First comes love, then comes marriage, then comes a baby in a baby carriage? Not so much – at least not anymore. Nowadays, there isn’t a “typical” journey to becoming a mom, nor is there a “typical” experience of motherhood.
Before you actually become a mom, the parenting process you see on TV seems like the ideal. Watching The Cleavers or The Brady Bunch or even Modern Family makes parenting seem challenging, but completely doable and, dare I say, fun. These TV families portray a group of people muddling through family life, overcoming challenges, teaching important life lessons and wrapping up any and all problems within 30 minutes.
As you probably already know, reality doesn’t always look like that. I use the term “A-Typical” to apply to any situation in which the mainstream options don’t apply. This means, for example, if your child isn’t considered a “regular kid” or “normal”. If your child has special needs, or physical, emotional or mental issues that separate him or her from the other kids at school. “A-Typical” applies to any child who simply doesn’t fit the mold, who can’t just get dropped off at school at the end of the block, who doesn’t thrive in the one-size-fits-all world of traditional education, and who requires specialized care and attention.
Parenting an A-Typical child is not easy…
So, if you find yourself living in an A-Typical world, how exactly do you handle it? The truth is, there’s no easy answer.

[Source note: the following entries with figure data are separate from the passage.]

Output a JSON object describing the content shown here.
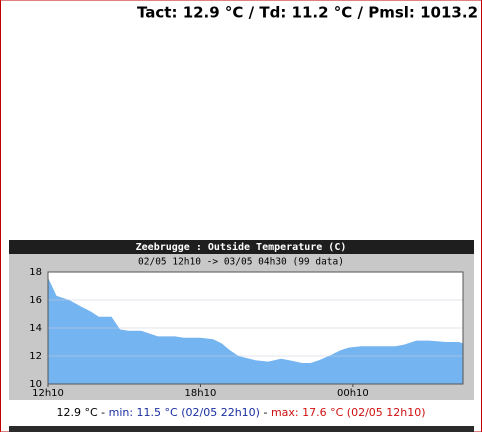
{
  "header": "Tact: 12.9 °C / Td: 11.2 °C / Pmsl: 1013.2",
  "chart_data": {
    "type": "area",
    "title": "Zeebrugge : Outside Temperature (C)",
    "subtitle": "02/05 12h10 -> 03/05 04h30 (99 data)",
    "x": [
      0,
      20,
      30,
      50,
      80,
      100,
      120,
      150,
      170,
      190,
      220,
      240,
      260,
      300,
      320,
      360,
      390,
      410,
      430,
      450,
      490,
      520,
      550,
      570,
      600,
      620,
      640,
      670,
      690,
      710,
      740,
      780,
      820,
      840,
      870,
      900,
      940,
      970,
      980
    ],
    "series": [
      {
        "name": "Outside Temperature",
        "color": "#74b4f0",
        "values": [
          17.6,
          16.3,
          16.2,
          16.0,
          15.5,
          15.2,
          14.8,
          14.8,
          13.9,
          13.8,
          13.8,
          13.6,
          13.4,
          13.4,
          13.3,
          13.3,
          13.2,
          12.9,
          12.4,
          12.0,
          11.7,
          11.6,
          11.8,
          11.7,
          11.5,
          11.5,
          11.7,
          12.1,
          12.4,
          12.6,
          12.7,
          12.7,
          12.7,
          12.8,
          13.1,
          13.1,
          13.0,
          13.0,
          12.9
        ]
      }
    ],
    "xlim": [
      0,
      980
    ],
    "xticks": [
      {
        "value": 0,
        "label": "12h10"
      },
      {
        "value": 360,
        "label": "18h10"
      },
      {
        "value": 720,
        "label": "00h10"
      }
    ],
    "ylim": [
      10,
      18
    ],
    "yticks": [
      10,
      12,
      14,
      16,
      18
    ],
    "grid": true
  },
  "footer": {
    "current": "12.9 °C",
    "separator": "-",
    "min": "min: 11.5 °C (02/05 22h10)",
    "max": "max: 17.6 °C (02/05 12h10)"
  }
}
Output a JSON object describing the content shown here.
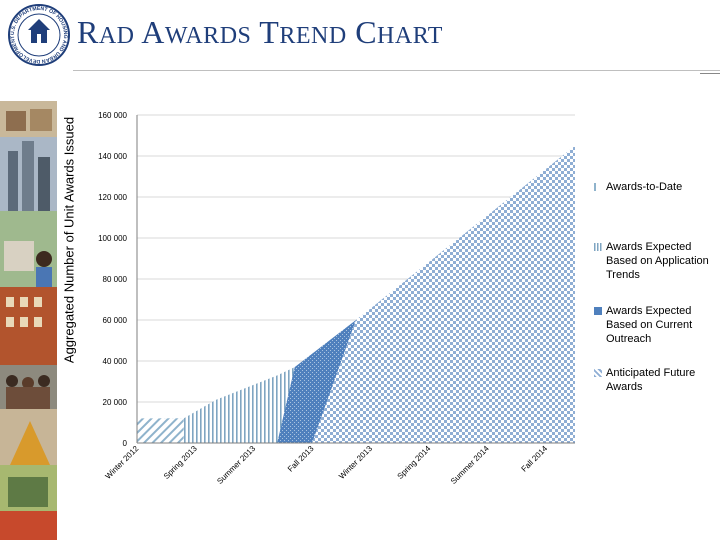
{
  "header": {
    "title_first_letter_1": "R",
    "title_rest_1": "AD",
    "title_first_letter_2": "A",
    "title_rest_2": "WARDS",
    "title_first_letter_3": "T",
    "title_rest_3": "REND",
    "title_first_letter_4": "C",
    "title_rest_4": "HART",
    "seal_text": "U.S. DEPARTMENT OF HOUSING AND URBAN DEVELOPMENT"
  },
  "colors": {
    "title": "#1f3e7a",
    "awards_to_date": "#8fb3cc",
    "application_trends": "#7fa5c2",
    "current_outreach": "#4f80bd",
    "future_awards": "#8faed4"
  },
  "chart_data": {
    "type": "area",
    "title": "RAD Awards Trend Chart",
    "ylabel": "Aggregated Number of Unit Awards Issued",
    "xlabel": "",
    "ylim": [
      0,
      160000
    ],
    "yticks": [
      0,
      20000,
      40000,
      60000,
      80000,
      100000,
      120000,
      140000,
      160000
    ],
    "ytick_labels": [
      "0",
      "20 000",
      "40 000",
      "60 000",
      "80 000",
      "100 000",
      "120 000",
      "140 000",
      "160 000"
    ],
    "categories": [
      "Winter 2012",
      "Spring 2013",
      "Summer 2013",
      "Fall 2013",
      "Winter 2013",
      "Spring 2014",
      "Summer 2014",
      "Fall 2014"
    ],
    "grid": "horizontal",
    "legend_position": "right",
    "series": [
      {
        "name": "Awards-to-Date",
        "points": [
          [
            0,
            12000
          ],
          [
            0.4,
            12000
          ],
          [
            0.8,
            12000
          ],
          [
            0.8,
            0
          ],
          [
            0,
            0
          ]
        ]
      },
      {
        "name": "Awards Expected Based on Application Trends",
        "points": [
          [
            0.1,
            0
          ],
          [
            0.4,
            12000
          ],
          [
            0.8,
            12000
          ],
          [
            1.35,
            21000
          ],
          [
            2.4,
            33000
          ],
          [
            2.7,
            37000
          ],
          [
            2.4,
            0
          ]
        ]
      },
      {
        "name": "Awards Expected Based on Current Outreach",
        "points": [
          [
            2.4,
            0
          ],
          [
            2.7,
            37000
          ],
          [
            3.75,
            60000
          ],
          [
            3.0,
            0
          ]
        ]
      },
      {
        "name": "Anticipated Future Awards",
        "points": [
          [
            3.0,
            0
          ],
          [
            3.75,
            60000
          ],
          [
            7.5,
            145000
          ],
          [
            7.5,
            0
          ]
        ]
      }
    ]
  }
}
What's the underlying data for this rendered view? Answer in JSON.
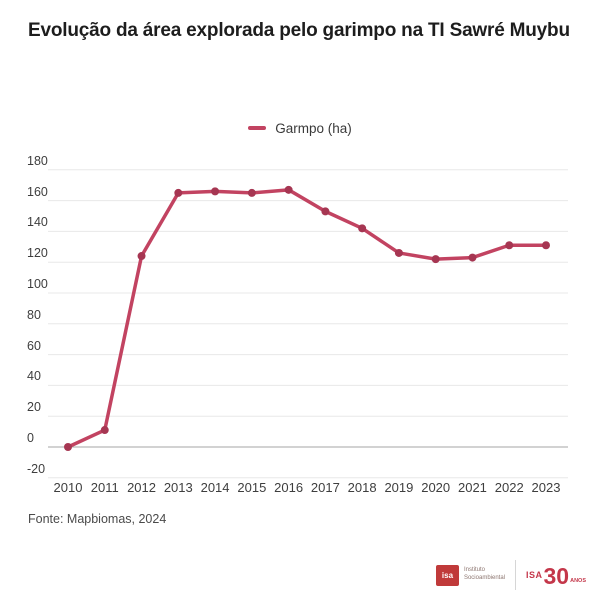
{
  "title": "Evolução da área explorada pelo garimpo na TI Sawré Muybu",
  "legend": {
    "label": "Garmpo (ha)"
  },
  "source": "Fonte: Mapbiomas, 2024",
  "logos": {
    "isa_acronym": "isa",
    "isa_name_line1": "Instituto",
    "isa_name_line2": "Socioambiental",
    "isa30_prefix": "ISA",
    "isa30_number": "30",
    "isa30_suffix": "ANOS"
  },
  "colors": {
    "line": "#c24361",
    "marker": "#a63652",
    "grid": "#e8e8e8",
    "zero_line": "#a6a6a6",
    "title_text": "#1d1d1d",
    "tick_text": "#3e3e3e",
    "source_text": "#4a4a4a",
    "logo_red": "#c4374a"
  },
  "chart_data": {
    "type": "line",
    "title": "Evolução da área explorada pelo garimpo na TI Sawré Muybu",
    "x": [
      "2010",
      "2011",
      "2012",
      "2013",
      "2014",
      "2015",
      "2016",
      "2017",
      "2018",
      "2019",
      "2020",
      "2021",
      "2022",
      "2023"
    ],
    "series": [
      {
        "name": "Garmpo (ha)",
        "values": [
          0,
          11,
          124,
          165,
          166,
          165,
          167,
          153,
          142,
          126,
          122,
          123,
          131,
          131
        ]
      }
    ],
    "xlabel": "",
    "ylabel": "",
    "ylim": [
      -20,
      180
    ],
    "yticks": [
      180,
      160,
      140,
      120,
      100,
      80,
      60,
      40,
      20,
      0,
      -20
    ],
    "grid": true,
    "legend_position": "top-center"
  }
}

When my son was young, there weren’t as many options available as there are today, but that doesn’t mean parenting an A-Typical child has gotten easier. In today’s day and age, there is so much information to find and digest, so many choices to make and decisions to weigh – and we still don’t get any guarantees. Nothing is black and white when you’re parenting an A-Typical child. If anything, the gray area has gotten bigger with all the new options, and the onus for making the “right choice” and finding the solution that will make everything okay falls squarely on you and your spouse’s shoulders.
And you are a SUPERWOMAN for doing what you do…
Here’s what I do know: the moms of A-Typical kids are going through hell. They are the most amazing, devoted, loyal, tenacious and damn funny group of women you’ll ever have the privilege of meeting, and life has given them a lot of material to work with. Whether these moms are parenting children who are high-functioning or severely disabled, they all have one thing in common: the overwhelming desire to do absolutely everything within their power to maximize their child’s potential and give him or her the best life possible. And let me tell you, they are superwomen.
They are advocates for their children. They fight the school systems, government bureaucracy, insurance companies and anything and anyone else preventing their children from receiving the care they need and deserve. They get a crash course in medical terminology and protocol, a working knowledge of the law and an intimate, up-close-and-personal relationship with the school system behind the scenes. And they do this all while meeting the demands of raising a child whose needs alone could bring out the witch-woman in any one of us.
Why I do what I do….
The silent component of this struggle, and the reason why I do what I do, is because of the price these moms pay. Somewhere along the line, something’s gotta give, and you know as well as I do that if someone’s going to suffer, it’s going to be the mother. Moms of A-Typical children sacrifice everything – their energy, dreams, goals, aspirations and relationships – all in the name of motherhood (or fatherhood, as the situation may be).
So – if you’re in these ranks let me say loud and clear: THANK YOU.
Thank you for never giving up, and for providing us all with a world where our gifts – however “unusual” they may be – can become a part of the collective, beautiful whole.
If you haven’t been personally blessed with an amazing and A-Typical child but want to restore a bit of your faith in humanity, stop and take a look around. I guarantee you won’t have to look too far; moms of A-Typical children are everywhere. We’re brave on the outside but scared on the inside, and we’re helping our kids march to the beat of their own drum.